If mystery is stuff we must pass over in silence, then this post could be a category mistake, viz. I’m analyzing theosis and incarnation as if there actually are similarities and differences between them that can be spoken about. I persist while hoping that, even if I persist in error, at least it will carry the benefit of specifying the precise point of my confusion to someone who can then clarify the matter to me. [Although, this is likely evidence of my vanity; it is shifty for me to first feign the humility of someone who knows he is in error and then turn around and insist that I—more than anyone else—know exactly where I went wrong!! … but here goes an anyway…]
If we receive and transmit the teaching that (i) God became human and (ii) humans can become divine, then we tacitly affirm some manner of equality. After all, when God became human, God didn’t cease to be divine; nor must humans, when we become divine, cease to be human.
Be that as it may, over and above whatever equality may be entailed in these doctrines, Christian tradition provides good reason to believe that this equality is not absolute. This reason being: we are afforded two terms—not one. “Theosis” and “incarnation” are not synonyms. There is something different between God becoming human and humans becoming divine. Whereas humans (in theosis) become a new creation—with the old passing away, God (incarnated) did not become a new creator—and no old god was superseded.
The distinction I make here is roundly rejected by some who study the Bible quite seriously. They contend that, in response to what people do, God is open to becoming new. I’m not familiar enough with the scholarship to know whether the label “Open Theism” was coined by adherents or critics of this position, but the name seems apt.
When I truly communicate with others, I open myself up to becoming someone new. If God were to communicate with us in entirely the same manner that I communicate with others, then—with each truly communicative act—God opens godself up to becoming somegod new.
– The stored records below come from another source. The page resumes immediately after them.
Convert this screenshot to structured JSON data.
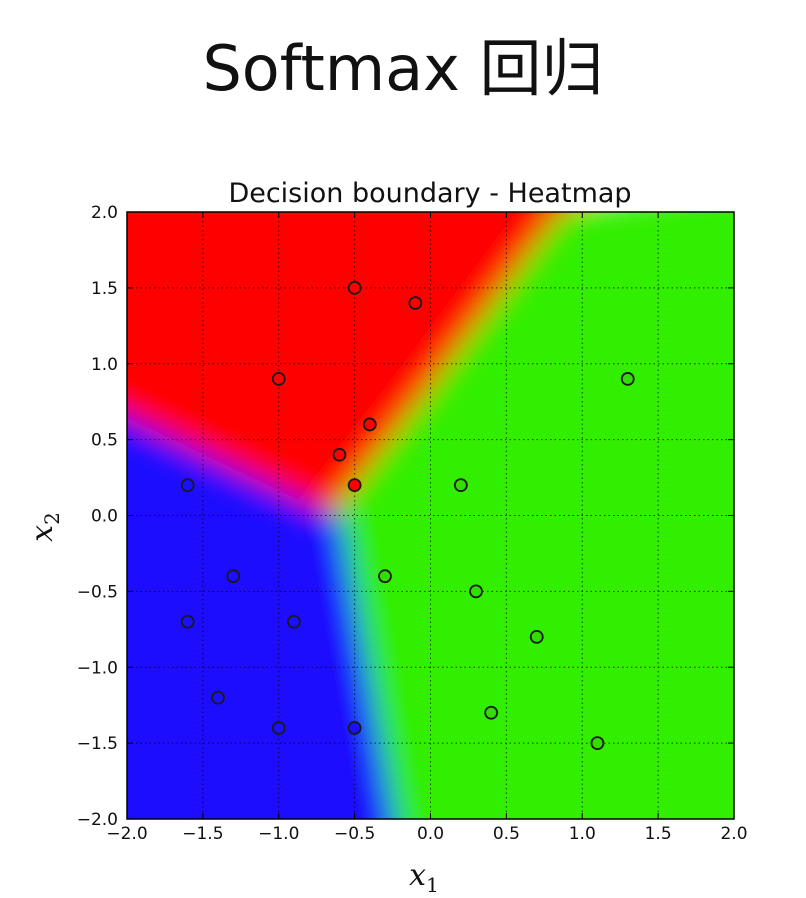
{
  "slide": {
    "title": "Softmax 回归"
  },
  "chart_data": {
    "type": "scatter",
    "title": "Decision boundary - Heatmap",
    "xlabel": "x",
    "xlabel_sub": "1",
    "ylabel": "x",
    "ylabel_sub": "2",
    "xlim": [
      -2.0,
      2.0
    ],
    "ylim": [
      -2.0,
      2.0
    ],
    "xticks": [
      -2.0,
      -1.5,
      -1.0,
      -0.5,
      0.0,
      0.5,
      1.0,
      1.5,
      2.0
    ],
    "yticks": [
      -2.0,
      -1.5,
      -1.0,
      -0.5,
      0.0,
      0.5,
      1.0,
      1.5,
      2.0
    ],
    "xtick_labels": [
      "−2.0",
      "−1.5",
      "−1.0",
      "−0.5",
      "0.0",
      "0.5",
      "1.0",
      "1.5",
      "2.0"
    ],
    "ytick_labels": [
      "−2.0",
      "−1.5",
      "−1.0",
      "−0.5",
      "0.0",
      "0.5",
      "1.0",
      "1.5",
      "2.0"
    ],
    "grid": true,
    "background": "heatmap of three class regions",
    "colors": {
      "red": "#ff0000",
      "green": "#33ee00",
      "blue": "#1a10ff"
    },
    "series": [
      {
        "class": "red",
        "color": "#ff0000",
        "points": [
          [
            -0.5,
            1.5
          ],
          [
            -0.1,
            1.4
          ],
          [
            -1.0,
            0.9
          ],
          [
            -0.4,
            0.6
          ],
          [
            -0.6,
            0.4
          ],
          [
            -0.5,
            0.2
          ]
        ]
      },
      {
        "class": "green",
        "color": "#33dd00",
        "points": [
          [
            1.3,
            0.9
          ],
          [
            0.2,
            0.2
          ],
          [
            -0.3,
            -0.4
          ],
          [
            0.3,
            -0.5
          ],
          [
            0.7,
            -0.8
          ],
          [
            0.4,
            -1.3
          ],
          [
            1.1,
            -1.5
          ]
        ]
      },
      {
        "class": "blue",
        "color": "#1a10ff",
        "points": [
          [
            -1.6,
            0.2
          ],
          [
            -1.3,
            -0.4
          ],
          [
            -1.6,
            -0.7
          ],
          [
            -0.9,
            -0.7
          ],
          [
            -1.4,
            -1.2
          ],
          [
            -1.0,
            -1.4
          ],
          [
            -0.5,
            -1.4
          ]
        ]
      }
    ]
  }
}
Here, the open theist chimes in, “But of course, God speaks.” I protest, “By no means, God doesn’t speak like humans do.” We both think the Bible corroborates our position.
I do not want to scapegoat Open Theism by sneering: “Unless those wronged-headed pseudo-theologians be jettisoned with prejudice right here at the start, I can’t in good faith be a part of this conversation!” Nor am I secretly rooting for a moderator to say, “Of course, we don’t let those bastards in here, Andrew, come on in now and know you are among compatriots who’ll fight to defend the honor of God’s sovereignty!” That manner of speech is sinful.
I only want clarity. Alison frames this course on Christian theology around the conception of God as one who communicates and around the conception of humans as ones who, by their mimetic nature, are inescapably communicated-to. Does Alison’s position imply the inverse? Does Alison’s theology present God as one who is communicated-to by humans? Do humans impart being to God, as we impart selves to one another (c.f. the discussion of babies becoming through deferment and imitation in Module 1.2, and then ask if we do to our God what we do to our babies and friends)? Or—and this is a big fat disjunctive “or”—is God, being unique, an actual instance of a self-starting “I”?
Perhaps this post is vanity. Maybe defining the precise nature of God is not the sort of theology we are after in this class. I maintain that God is one who communicates being and yet God is never one to whom being is communicated. Whether that is accurate or inaccurate could be beside the point; you may just hear me spouting a mere factoid comparable to the population of Mexico City (c.f. module 1.3). Am I barking up a tree with no squirrel when I ask whether Fr Alison believes that God’s own being is inducted to God through mimetic exchanges with human interlocutors?
It seems to me like a revelatory matter and not an inane fact, because I want to say that, when humans do manage to induct a god into becoming, the Bible condemns it as idolatry.